By Laura Lassen, Dog Safety Activist

A 10-month old French Bulldog died on United Airlines after a flight attendant insisted on placing the dog in an overhead bin on a flight lasting over three hours.

The incident was a “tragic accident that should never have occurred,” according to United Airlines, who was also responsible for 18 of the 24 animal deaths in 2017. In a round of apologies, United added that they “assume full responsibility for this tragedy.”

Catalina Robledo and her daughter Sophia Ceballos initially placed their puppy, Kokito, in the appropriate carry-on bag on March 12th before takeoff. However, the bag could not fit underneath their seat, so a flight attendant declared that it had to go in the overhead bin, which lacked light and circulation. Despite protests from the family and surrounding passengers, who all desperately argued that Kokito was inside the bag, the flight attendant forced them to place the dog in the overhead bin anyway.
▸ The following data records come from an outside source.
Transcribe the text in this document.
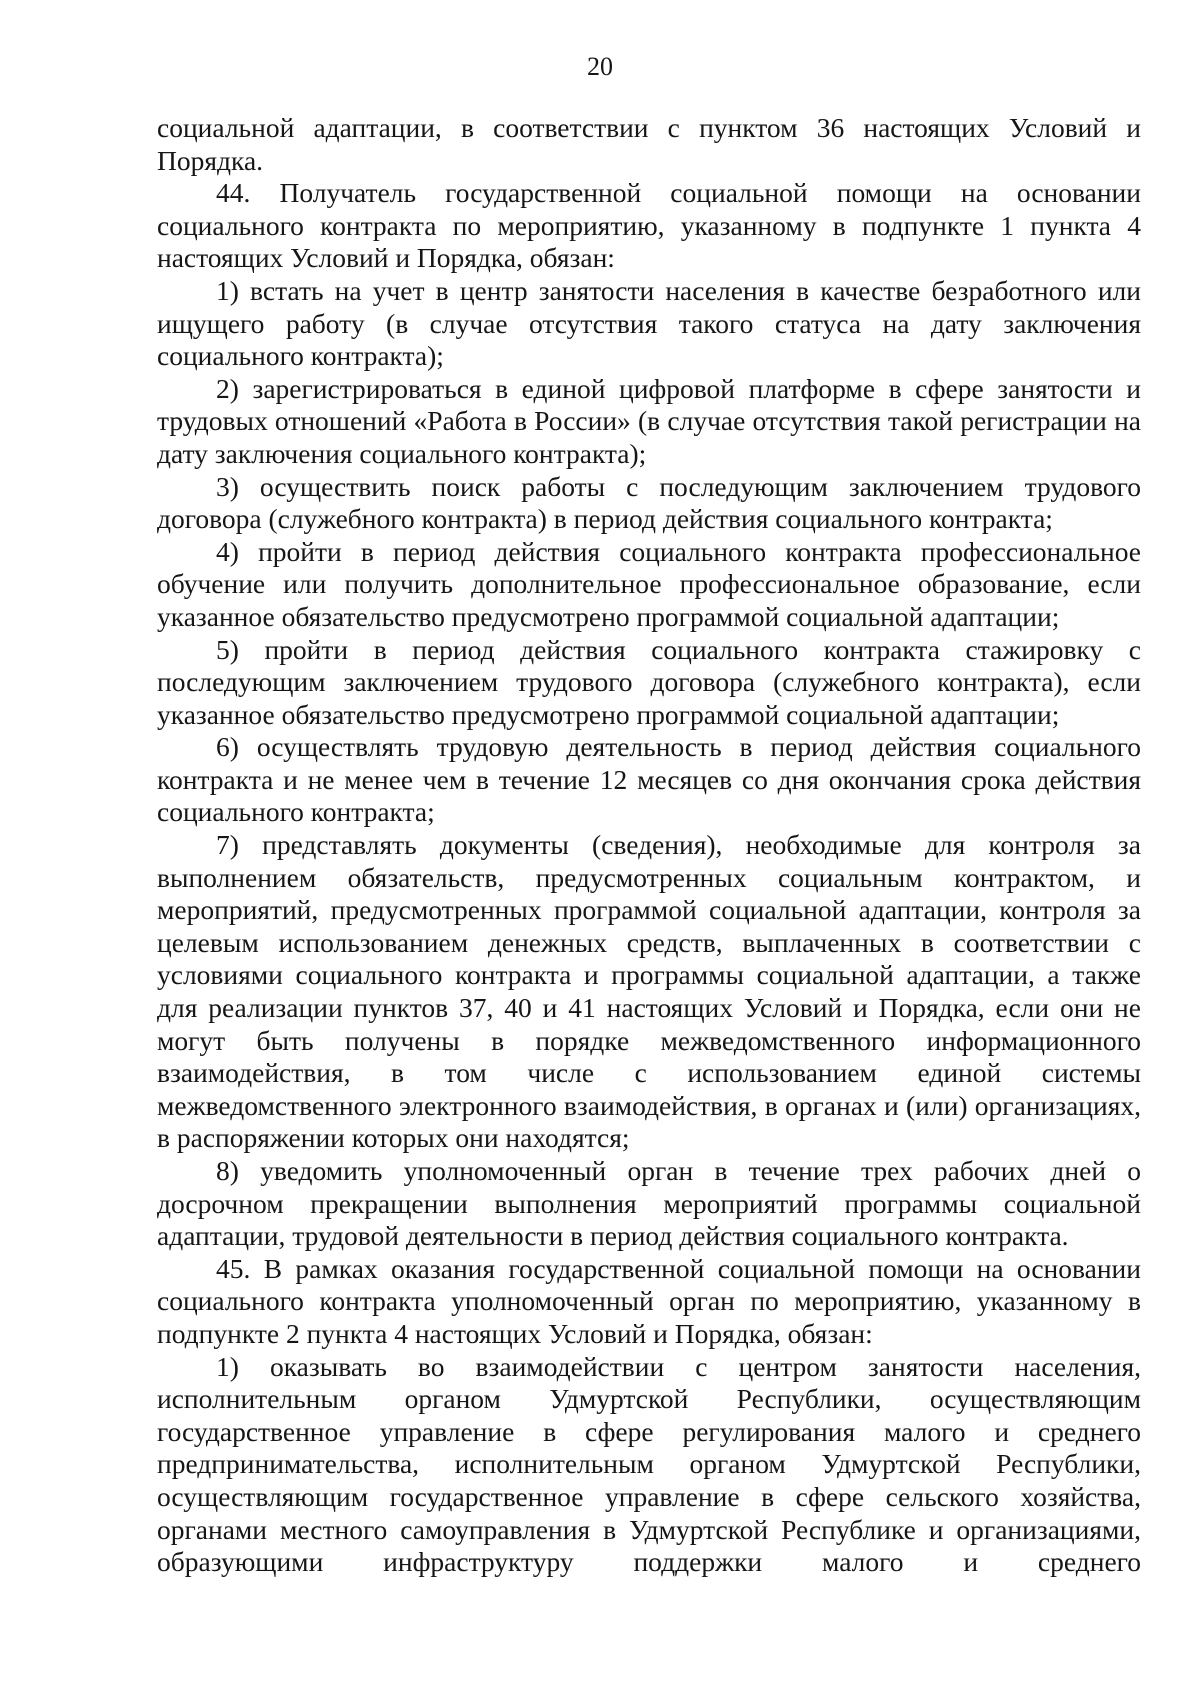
20

социальной адаптации, в соответствии с пунктом 36 настоящих Условий и Порядка.

44. Получатель государственной социальной помощи на основании социального контракта по мероприятию, указанному в подпункте 1 пункта 4 настоящих Условий и Порядка, обязан:

1) встать на учет в центр занятости населения в качестве безработного или ищущего работу (в случае отсутствия такого статуса на дату заключения социального контракта);

2) зарегистрироваться в единой цифровой платформе в сфере занятости и трудовых отношений «Работа в России» (в случае отсутствия такой регистрации на дату заключения социального контракта);

3) осуществить поиск работы с последующим заключением трудового договора (служебного контракта) в период действия социального контракта;

4) пройти в период действия социального контракта профессиональное обучение или получить дополнительное профессиональное образование, если указанное обязательство предусмотрено программой социальной адаптации;

5) пройти в период действия социального контракта стажировку с последующим заключением трудового договора (служебного контракта), если указанное обязательство предусмотрено программой социальной адаптации;

6) осуществлять трудовую деятельность в период действия социального контракта и не менее чем в течение 12 месяцев со дня окончания срока действия социального контракта;

7) представлять документы (сведения), необходимые для контроля за выполнением обязательств, предусмотренных социальным контрактом, и мероприятий, предусмотренных программой социальной адаптации, контроля за целевым использованием денежных средств, выплаченных в соответствии с условиями социального контракта и программы социальной адаптации, а также для реализации пунктов 37, 40 и 41 настоящих Условий и Порядка, если они не могут быть получены в порядке межведомственного информационного взаимодействия, в том числе с использованием единой системы межведомственного электронного взаимодействия, в органах и (или) организациях, в распоряжении которых они находятся;

8) уведомить уполномоченный орган в течение трех рабочих дней о досрочном прекращении выполнения мероприятий программы социальной адаптации, трудовой деятельности в период действия социального контракта.

45. В рамках оказания государственной социальной помощи на основании социального контракта уполномоченный орган по мероприятию, указанному в подпункте 2 пункта 4 настоящих Условий и Порядка, обязан:

1) оказывать во взаимодействии с центром занятости населения, исполнительным органом Удмуртской Республики, осуществляющим государственное управление в сфере регулирования малого и среднего предпринимательства, исполнительным органом Удмуртской Республики, осуществляющим государственное управление в сфере сельского хозяйства, органами местного самоуправления в Удмуртской Республике и организациями, образующими инфраструктуру поддержки малого и среднего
The flight was from Houston, Texas to New York. After Kokito barked inside the overhead compartment for the first two hours, he stopped. When the plane landed about an hour and a half later, the traumatized family found him dead in the carry-on.

“It’s really sad how someone’s stupidity can cost the life of an animal,” said Ricky Wallert, sophomore.

United claims that the flight attendant did not understand that Kokito was inside the bag and that she was devastated after hearing about his death. Organizations such as People for the Ethical Treatment of Animals demand that the flight attendant should “be fired and charged with animal cruelty,” according to an article from the Los Angeles Times. Senators John Kennedy and Catherine Cortez Masto proposed the Welfare of Our Furry Friends Act, which would “prohibit airlines from putting animals in overhead baggage compartments.” Additionally, the district attorney’s office in Houston will further investigate the case.

United Airlines plans to create a new policy in which any on-board luggage with animals be identified with a bright tag so that no future pets share Kokito’s unfortunate end.

This is not the only recent controversy surrounding United and their care of passengers and pets. In another incident the day after, United accidentally shipped a 10-year-old German Shepherd headed for Kansas City to Japan. The dog, named Irgo, was switched with a Great Dane that ended up in Kansas City instead. Both dogs survived, but Irgo suffered without water for the flight to Japan that lasted for 16 hours. Four days later, United flew Irgo back to the states on a private jet, where he was reunited with his family at the Wichita airport in Kansas.

Students at WHHS feel strongly about these recent events with United Airlines.

“I think United as a whole is a mess,” said sophomore Ashlynn Kim.

“Each scenario in the last year is because of the protocols,” added sophomore Lindsey Baratta. “It’s never the people, it’s the protocols.”